Indiana University, Bloomington Campus
Institute participants will be granted visiting faculty status, which will earn them an Indiana University ID card and email account. With their ID card, they will have access to all of IU’s libraries, other university facilities such as the fitness center, and free use the City of Bloomington’s award-winning public transit system.
IU’s campus is frequently named one of the prettiest in the country and it is especially lovely during the summer. Picturesque highlights on campus include the iconic Sample Gates, Dunn’s Woods, Jessie H. and Beulah Chanley Cox Arboretum, and the Showalter Fountain, with other areas in the wider Bloomington area to enjoy as well.
Our Location: the Social Science Research Commons
The Institute will meet in the Grand Hall of the Social Science Research Commons in Woodburn Hall, a centrally located space that has been recently renovated and upgraded. The Grand Hall of the SSRC features four Smart Boards, a video wall, thirty-one computer workstations, a conference table, and a small seating area. A permanent on-site staff is available to help the participants use the state of the art equipment in an efficient manner. It is located right next to the Indiana Memorial Union, Lilly Library, and Student Recreational Sports Center; the Wells Library is just a five minute walk away.
The largest and most recognizable building on campus, the Indiana Memorial Union is the heart of IU. Whatever participants may need, the IMU probably has it, and it is right across the street from the seminar’s meeting place (see below). In addition to housing the Biddle Hotel and Conference Center, its facilities include:
-Food options: Burger King, Baja Fresh Mexican Grill, Freshëns, Starbucks, two additional coffee shop/bakeries, as well as a food court with even more options
-Entertainment: pool tables, bowling alley
-The Indiana University Bloomington Official Bookstore
-UPS Store, 900 Hair Design, and more
Participants will also have access to the Student Recreational Sports Center right next to the IMU. Its facilities include:
-cardio and strength-training areas
-basketball, racquetball, and squash courts
-an Olympic-sized pool
Herman B. Wells Library
Indiana University’s Herman B Wells Library, whose collections are primarily focused on the humanities and social sciences, houses 4.6 million volumes. It also houses its own food court and coffee shop.

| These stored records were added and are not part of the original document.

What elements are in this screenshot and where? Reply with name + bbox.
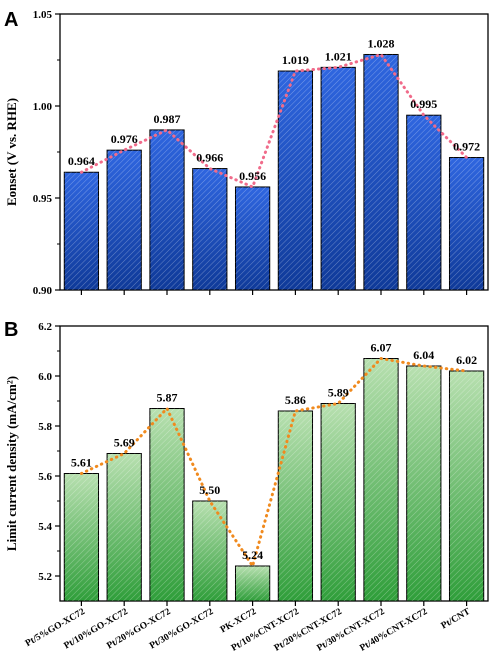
bar-hatch [107,150,142,290]
bar-hatch [363,54,399,291]
panel-a: A 0.90 0.95 1.00 1.05 Eonset (V vs. RHE) 0.964… [4,9,489,297]
y-tick-label: 5.8 [38,421,52,433]
y-axis-title: Limit current density (mA/cm²) [4,376,19,551]
data-label: 6.04 [413,348,434,362]
bar-hatch [64,473,99,601]
data-label: 1.021 [325,49,352,63]
data-label: 0.987 [154,112,181,126]
bar-hatch [64,172,99,290]
y-tick-label: 1.00 [33,101,53,113]
plot-frame [59,325,489,602]
y-tick-label: 0.90 [33,285,53,297]
x-tick-label: Pt/CNT [440,607,473,632]
data-label: 1.019 [282,53,309,67]
bar-hatch [278,71,313,290]
data-label: 5.61 [71,456,92,470]
bar-hatch [192,168,227,290]
y-tick-label: 6.0 [38,371,52,383]
trend-line [79,356,469,570]
data-label: 0.956 [239,169,266,183]
bar-hatch [149,408,185,601]
y-axis-title: Eonset (V vs. RHE) [4,98,19,206]
y-tick-label: 5.6 [38,471,52,483]
panel-letter: B [4,319,18,341]
trend-line [79,52,469,189]
data-label: 0.995 [410,97,437,111]
bar-hatch [321,67,356,290]
bar-hatch [406,366,441,601]
data-label: 0.964 [68,154,95,168]
bar-hatch [321,403,356,601]
bar-hatch [449,371,484,601]
panel-letter: A [4,9,18,31]
data-label: 5.87 [157,391,178,405]
data-label: 5.69 [114,436,135,450]
y-tick-label: 5.2 [38,571,52,583]
bar-hatch [235,186,270,290]
bar-hatch [235,566,270,601]
y-tick-label: 0.95 [33,193,53,205]
data-label: 0.976 [111,132,138,146]
panel-b: B 5.2 5.4 5.6 5.8 6.0 6.2 Limit current density… [4,319,489,654]
y-tick-label: 6.2 [38,321,52,333]
bar-hatch [278,411,313,601]
data-label: 5.86 [285,393,306,407]
data-label: 5.24 [242,548,263,562]
bar-hatch [107,453,142,601]
data-label: 0.966 [196,151,223,165]
y-tick-label: 5.4 [38,521,52,533]
bar-hatch [149,129,185,290]
bar-hatch [406,115,441,290]
y-tick-label: 1.05 [33,9,53,21]
bar-hatch [192,501,227,601]
data-label: 5.89 [328,386,349,400]
data-label: 5.50 [199,483,220,497]
bar-hatch [449,157,484,290]
bar-hatch [363,358,399,601]
data-label: 1.028 [368,36,395,50]
data-label: 6.02 [456,353,477,367]
data-label: 6.07 [371,341,392,355]
data-label: 0.972 [453,140,480,154]
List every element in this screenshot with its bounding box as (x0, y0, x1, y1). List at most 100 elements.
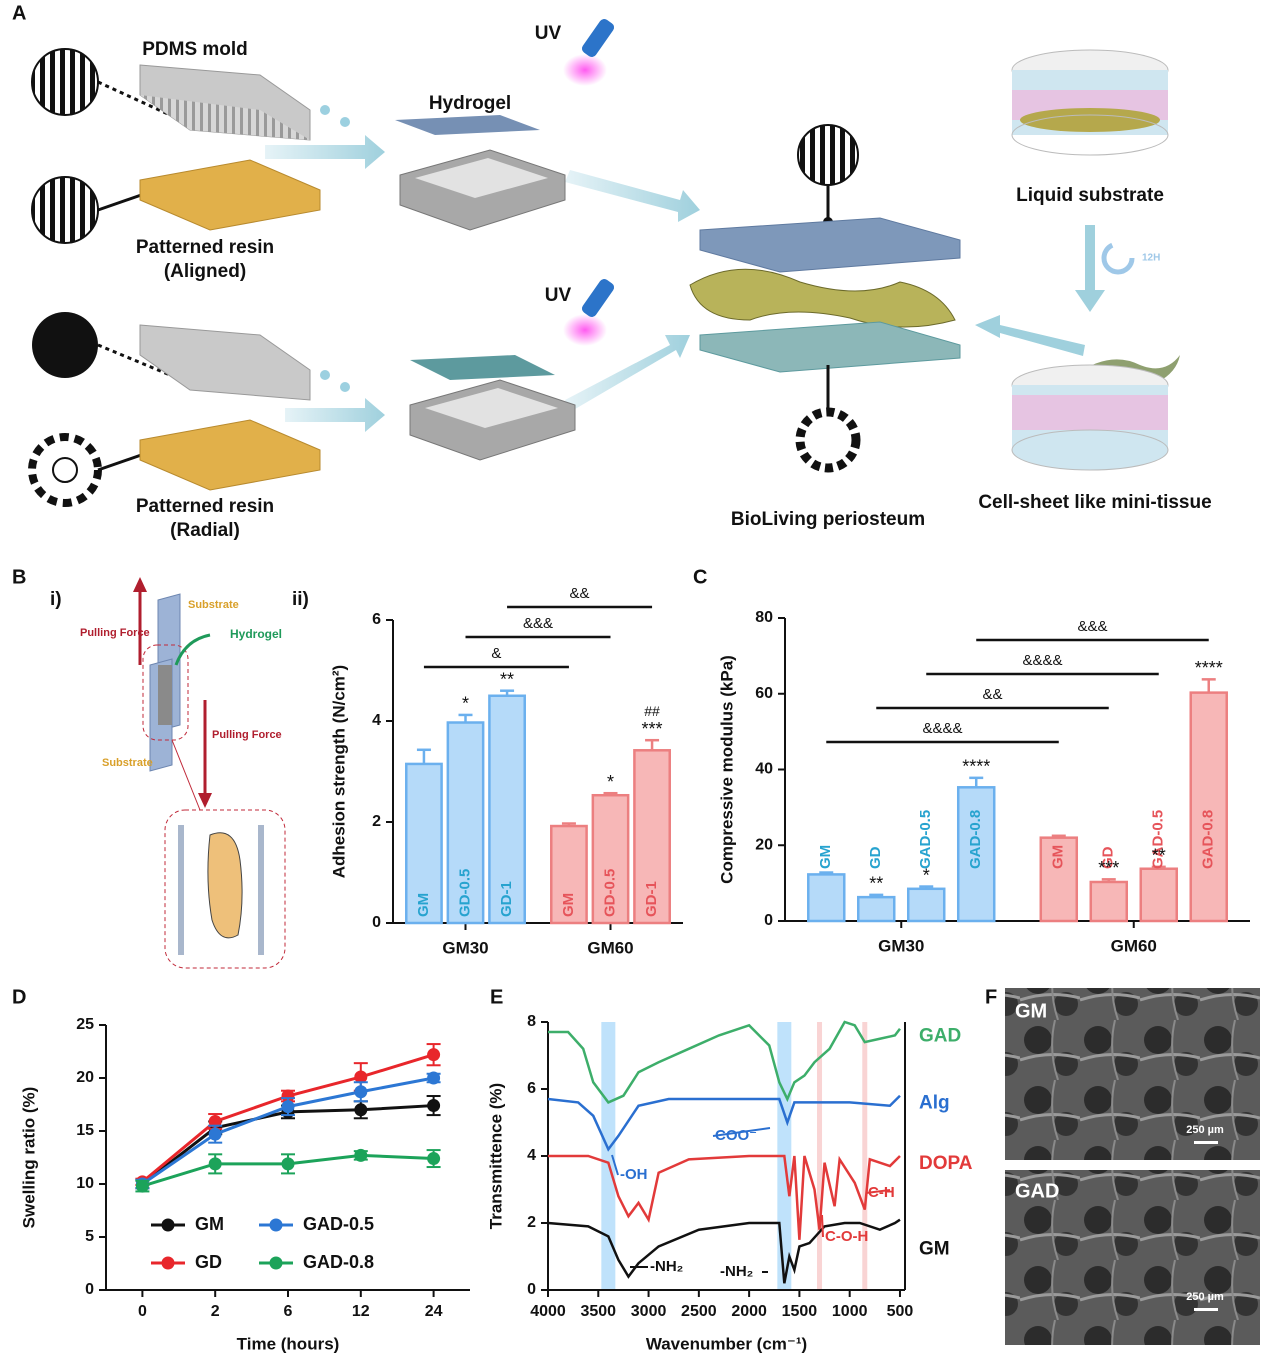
y-tick-label: 8 (527, 1013, 536, 1030)
x-tick-label: 500 (887, 1303, 914, 1320)
dish (1011, 114, 1169, 156)
annotation: -NH₂ (720, 1263, 753, 1280)
y-tick-label: 40 (755, 761, 773, 778)
bar-label: GD (1100, 846, 1117, 869)
cells (1020, 108, 1160, 132)
y-tick-label: 4 (372, 712, 381, 729)
series-label: DOPA (919, 1153, 973, 1174)
dish (1012, 395, 1168, 430)
y-tick-label: 0 (85, 1281, 94, 1298)
bar (857, 895, 896, 923)
clock (1101, 241, 1135, 275)
bar (488, 694, 526, 925)
zoom-box (164, 809, 286, 969)
substrate (178, 825, 184, 955)
spectrum-line (547, 1218, 901, 1284)
legend-label: GAD-0.8 (303, 1252, 374, 1272)
bar-label: GD-1 (643, 881, 660, 917)
pointer (171, 739, 201, 811)
pattern-circle (795, 407, 861, 473)
pattern-circle (31, 176, 99, 244)
marker (354, 1103, 368, 1117)
significance: *** (642, 719, 663, 739)
label: Hydrogel (429, 93, 511, 114)
sem-label: GM (1015, 1000, 1047, 1022)
force-arrow (133, 577, 147, 592)
y-axis-label: Adhesion strength (N/cm²) (329, 665, 348, 878)
y-axis-label: Compressive modulus (kPa) (717, 655, 736, 884)
legend-marker (269, 1218, 283, 1232)
scale-bar-label: 250 µm (1186, 1291, 1224, 1303)
box (415, 158, 548, 198)
bar (446, 721, 485, 925)
annotation: -NH₂ (650, 1258, 683, 1275)
uv-lamp (581, 18, 615, 58)
series-label: GM (919, 1239, 950, 1260)
sem-image (1005, 1170, 1260, 1345)
legend-marker (161, 1256, 175, 1270)
legend-marker (269, 1256, 283, 1270)
marker (208, 1127, 222, 1141)
legend-label: GD (195, 1252, 222, 1272)
y-tick-label: 0 (527, 1281, 536, 1298)
substrate (258, 825, 264, 955)
y-tick-label: 6 (527, 1080, 536, 1097)
label: Cell-sheet like mini-tissue (978, 492, 1211, 513)
schematic: A PDMS mold Patterned resin (Aligned) Pa… (12, 2, 1212, 541)
y-tick-label: 2 (527, 1214, 536, 1231)
significance: ** (1152, 846, 1166, 866)
comparison-label: && (570, 585, 590, 602)
force-arrow (198, 793, 212, 808)
arrow (565, 170, 700, 222)
y-tick-label: 4 (527, 1147, 536, 1164)
pattern-circle (31, 48, 99, 116)
bar (591, 793, 630, 925)
bar-label: GD-0.5 (601, 869, 618, 917)
y-tick-label: 5 (85, 1228, 94, 1245)
y-tick-label: 80 (755, 609, 773, 626)
x-tick-label: 6 (284, 1303, 293, 1320)
x-tick-label: 1500 (782, 1303, 818, 1320)
annotation: -OH (620, 1166, 648, 1183)
uv-lamp (581, 278, 615, 318)
x-tick-label: 4000 (530, 1303, 566, 1320)
comparison-label: &&& (523, 615, 553, 632)
label: Liquid substrate (1016, 185, 1164, 206)
arrow (1075, 225, 1105, 312)
adhesion-diagram: B i) ii) Substrate Substrate Pulling For… (12, 566, 1260, 1345)
label: 12H (1142, 253, 1160, 264)
annotation-arrow (712, 1127, 771, 1137)
bar-label: GAD-0.8 (967, 810, 984, 869)
significance: *** (1098, 858, 1119, 878)
bar-label: GD-1 (498, 881, 515, 917)
pointer (97, 343, 171, 377)
hydrogel (158, 665, 172, 725)
label: Substrate (188, 599, 239, 611)
highlight-band (817, 1022, 823, 1290)
pointer (97, 80, 171, 117)
drop (340, 382, 350, 392)
arrow (285, 398, 385, 432)
x-tick-label: 0 (138, 1303, 147, 1320)
bar (1139, 867, 1178, 923)
bar (807, 873, 846, 923)
marker (427, 1099, 441, 1113)
pdms-mold (140, 95, 310, 140)
comparison-label: && (982, 686, 1002, 703)
label: Patterned resin (136, 496, 274, 517)
bar (1039, 836, 1079, 923)
series-label: GAD (919, 1026, 961, 1047)
hydrogel-layer (395, 115, 540, 135)
annotation: C-O-H (825, 1228, 868, 1245)
bar-label: GM (1050, 845, 1067, 869)
label: Hydrogel (230, 627, 282, 641)
label: Patterned resin (136, 237, 274, 258)
marker (281, 1089, 295, 1103)
bar-label: GAD-0.5 (917, 810, 934, 869)
label: UV (545, 285, 572, 306)
bar (906, 887, 946, 923)
dish (1011, 429, 1169, 471)
uv-light (563, 314, 607, 346)
bar-label: GM (415, 893, 432, 917)
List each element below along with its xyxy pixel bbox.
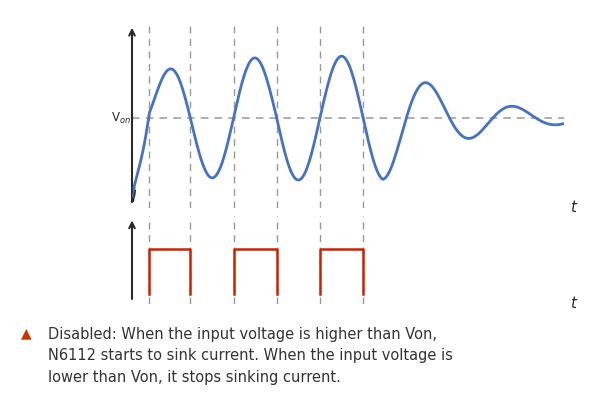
- Text: I: I: [132, 190, 137, 205]
- Text: t: t: [571, 201, 577, 215]
- Text: Disabled: When the input voltage is higher than Von,
N6112 starts to sink curren: Disabled: When the input voltage is high…: [48, 327, 453, 385]
- Text: V: V: [132, 0, 142, 1]
- Text: t: t: [571, 296, 577, 311]
- Text: ▲: ▲: [21, 327, 32, 341]
- Text: V$_{on}$: V$_{on}$: [111, 111, 131, 126]
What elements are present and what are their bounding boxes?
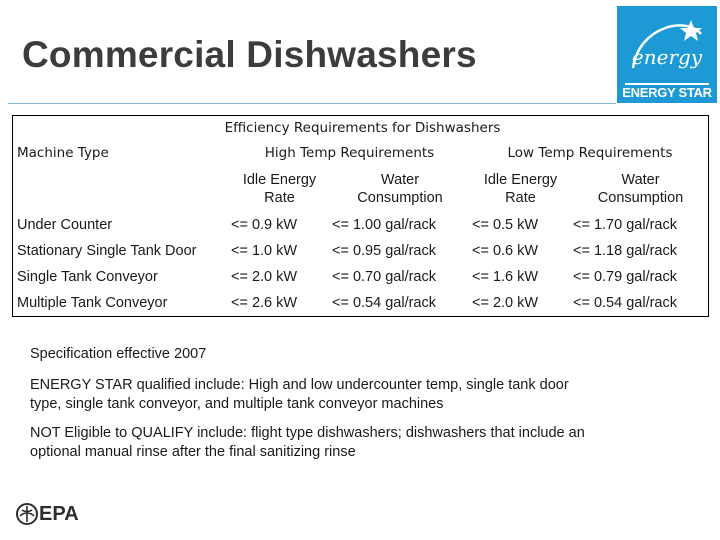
high-idle-cell: <= 2.6 kW [231,295,298,311]
high-water-cell: <= 0.70 gal/rack [332,269,436,285]
subheader-low-idle: Idle Energy Rate [483,172,558,206]
table-row: Multiple Tank Conveyor <= 2.6 kW <= 0.54… [13,290,709,317]
header-low-temp: Low Temp Requirements [507,145,673,161]
table-row: Single Tank Conveyor <= 2.0 kW <= 0.70 g… [13,264,709,290]
subheader-low-water: Water Consumption [597,172,684,206]
header-machine-type: Machine Type [17,145,109,161]
table-row: Under Counter <= 0.9 kW <= 1.00 gal/rack… [13,212,709,238]
high-water-cell: <= 0.95 gal/rack [332,243,436,259]
header-high-temp: High Temp Requirements [264,145,435,161]
title-divider [8,103,616,104]
subheader-high-idle: Idle Energy Rate [242,172,317,206]
epa-logo: EPA [16,503,79,525]
machine-type-cell: Under Counter [17,217,113,233]
machine-type-cell: Stationary Single Tank Door [17,243,197,259]
high-idle-cell: <= 2.0 kW [231,269,298,285]
subheader-high-water: Water Consumption [357,172,443,206]
high-water-cell: <= 1.00 gal/rack [332,217,436,233]
high-idle-cell: <= 1.0 kW [231,243,298,259]
high-idle-cell: <= 0.9 kW [231,217,298,233]
low-water-cell: <= 0.79 gal/rack [573,269,677,285]
high-water-cell: <= 0.54 gal/rack [332,295,436,311]
energy-star-emblem-icon: energy [625,20,709,85]
low-idle-cell: <= 1.6 kW [472,269,539,285]
note-effective: Specification effective 2007 [30,346,207,362]
epa-text: EPA [39,502,79,525]
table-caption: Efficiency Requirements for Dishwashers [224,120,501,136]
epa-flower-icon [16,503,38,525]
slide-title: Commercial Dishwashers [22,34,477,75]
note-not-eligible: NOT Eligible to QUALIFY include: flight … [30,425,585,460]
low-water-cell: <= 1.18 gal/rack [573,243,677,259]
low-idle-cell: <= 2.0 kW [472,295,539,311]
low-idle-cell: <= 0.6 kW [472,243,539,259]
machine-type-cell: Single Tank Conveyor [17,269,158,285]
table-row: Stationary Single Tank Door <= 1.0 kW <=… [13,238,709,264]
note-qualified: ENERGY STAR qualified include: High and … [30,377,569,412]
energy-star-logo: energy ENERGY STAR [617,6,717,103]
machine-type-cell: Multiple Tank Conveyor [17,295,168,311]
low-water-cell: <= 0.54 gal/rack [573,295,677,311]
low-idle-cell: <= 0.5 kW [472,217,539,233]
requirements-table: Efficiency Requirements for Dishwashers … [12,115,709,317]
energy-script: energy [632,45,703,69]
low-water-cell: <= 1.70 gal/rack [573,217,677,233]
energy-star-text: ENERGY STAR [622,85,712,100]
subheader-empty [13,166,228,212]
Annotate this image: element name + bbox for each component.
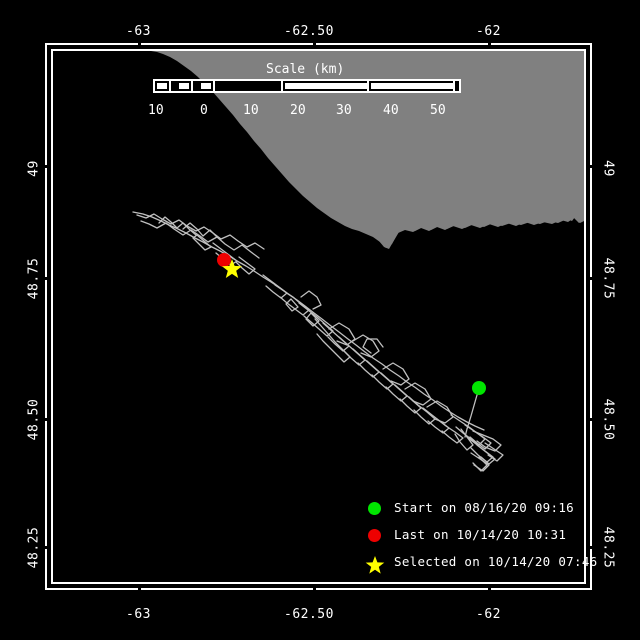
map-canvas [53, 51, 584, 582]
scale-div-30 [367, 81, 369, 91]
y-axis-left-label-2: 48.75 [26, 257, 42, 300]
legend-label-selected: Selected on 10/14/20 07:46 [394, 554, 598, 569]
y-axis-left-label-3: 48.50 [26, 398, 42, 441]
scale-bar [153, 79, 461, 93]
legend-label-last: Last on 10/14/20 10:31 [394, 527, 567, 542]
scale-tick-label-7: 50 [430, 103, 446, 118]
x-tick-top-3 [488, 43, 491, 45]
scale-tick-label-6: 40 [383, 103, 399, 118]
y-axis-right-label-4: 48.25 [600, 526, 616, 569]
scale-tick-label-3: 10 [243, 103, 259, 118]
x-axis-bottom-label-3: -62 [476, 607, 501, 622]
green-circle-icon [364, 497, 386, 519]
landmass-polygon [53, 51, 584, 249]
y-tick-left-4 [45, 546, 47, 549]
scale-seg-c [201, 83, 211, 89]
x-tick-bottom-3 [488, 588, 491, 590]
y-axis-right-label-2: 48.75 [600, 257, 616, 300]
y-axis-left-label-4: 48.25 [26, 526, 42, 569]
y-tick-left-2 [45, 277, 47, 280]
scale-div-10 [281, 81, 283, 91]
scale-tick-label-5: 30 [336, 103, 352, 118]
y-tick-right-3 [590, 418, 592, 421]
drift-track [132, 211, 504, 472]
y-tick-left-3 [45, 418, 47, 421]
marker-start [472, 381, 486, 395]
y-axis-left-label-1: 49 [26, 160, 42, 177]
x-tick-bottom-1 [138, 588, 141, 590]
x-tick-top-2 [313, 43, 316, 45]
y-tick-right-4 [590, 546, 592, 549]
x-axis-bottom-label-1: -63 [126, 607, 151, 622]
x-tick-bottom-2 [313, 588, 316, 590]
scale-seg-30-40b [371, 83, 453, 89]
x-axis-top-label-2: -62.50 [284, 24, 334, 39]
scale-tick-label-1: 10 [148, 103, 164, 118]
y-axis-right-label-1: 49 [600, 160, 616, 177]
scale-seg-b [179, 83, 189, 89]
marker-selected [222, 259, 242, 278]
y-tick-right-1 [590, 165, 592, 168]
scale-tick-label-4: 20 [290, 103, 306, 118]
scale-div-3 [213, 81, 215, 91]
legend-label-start: Start on 08/16/20 09:16 [394, 500, 574, 515]
x-axis-bottom-label-2: -62.50 [284, 607, 334, 622]
scale-bar-title: Scale (km) [266, 62, 345, 77]
legend-item-selected: Selected on 10/14/20 07:46 [364, 548, 597, 575]
y-tick-right-2 [590, 277, 592, 280]
scale-div-40 [453, 81, 455, 91]
x-tick-top-1 [138, 43, 141, 45]
y-tick-left-1 [45, 165, 47, 168]
legend-item-last: Last on 10/14/20 10:31 [364, 521, 597, 548]
legend-item-start: Start on 08/16/20 09:16 [364, 494, 597, 521]
scale-div-1 [169, 81, 171, 91]
scale-div-2 [191, 81, 193, 91]
scale-seg-a [157, 83, 167, 89]
plot-frame-outer [45, 43, 592, 590]
plot-frame-inner [51, 49, 586, 584]
red-circle-icon [364, 524, 386, 546]
y-axis-right-label-3: 48.50 [600, 398, 616, 441]
marker-last [217, 253, 231, 267]
yellow-star-icon [364, 551, 386, 574]
x-axis-top-label-3: -62 [476, 24, 501, 39]
scale-tick-label-2: 0 [200, 103, 208, 118]
x-axis-top-label-1: -63 [126, 24, 151, 39]
legend: Start on 08/16/20 09:16 Last on 10/14/20… [364, 494, 597, 575]
scale-seg-10-20 [285, 83, 367, 89]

University Information Technology Services will always be available to help participants with any questions they might have. They can be reached online or on the first floor of the East Wing of the Wells Library (the Learning Commons).
For more specialized research requests, Wells Library provides the IU Scholars’ Commons, an academic service hub where our Institute participants will find the most advanced technology, resources, and expertise to help them with their Institute projects. It is located on the first floor of the West Wing of the Library.
For those participants who prefer to do their work in the evening, the Wells Library keeps late hours most of the week:
-8:00 am to 10:00 pm Monday-Thursday
-8:00 am to 5:00 pm Friday and Saturday
-1:00 pm to 10:00 pm Sunday
In addition to the Wells Library, participants will have access to specialty libraries on campus, such as the Kinsey Institute library and the Neal-Marshall Black Culture Center library. They will also be able to request books from throughout the entire Indiana Universities network of libraries.
The Lilly Library
Indiana University’s Bloomington campus also houses the Lilly Library, whose holdings include almost 400,000 books, more than 100,000 pieces of sheet music, and more than 6.5 million manuscripts. Some highlights include a Gutenberg Bible New Testament, a Shakespeare First Folio, and a first printing of the Declaration of Independence.
For our the purposes of our seminar, the Lilly Library has extensive holdings of manuscripts, printed books, maps, and pamphlets describing travelers’ impressions of exotic lands, reporting on expeditions, and documenting the contacts between Europeans and the inhabitants of the Western Hemisphere and the Far East. The most notable of these is the Boxer Codex, a manuscript from c. 1590 that includes some of the first print descriptions of ethnic groups in the Philippines and other parts of Asia and Oceania at the time of their contact with Spanish explorers. With the help of the Lilly Library staff, we will be able to explore some of these materials together.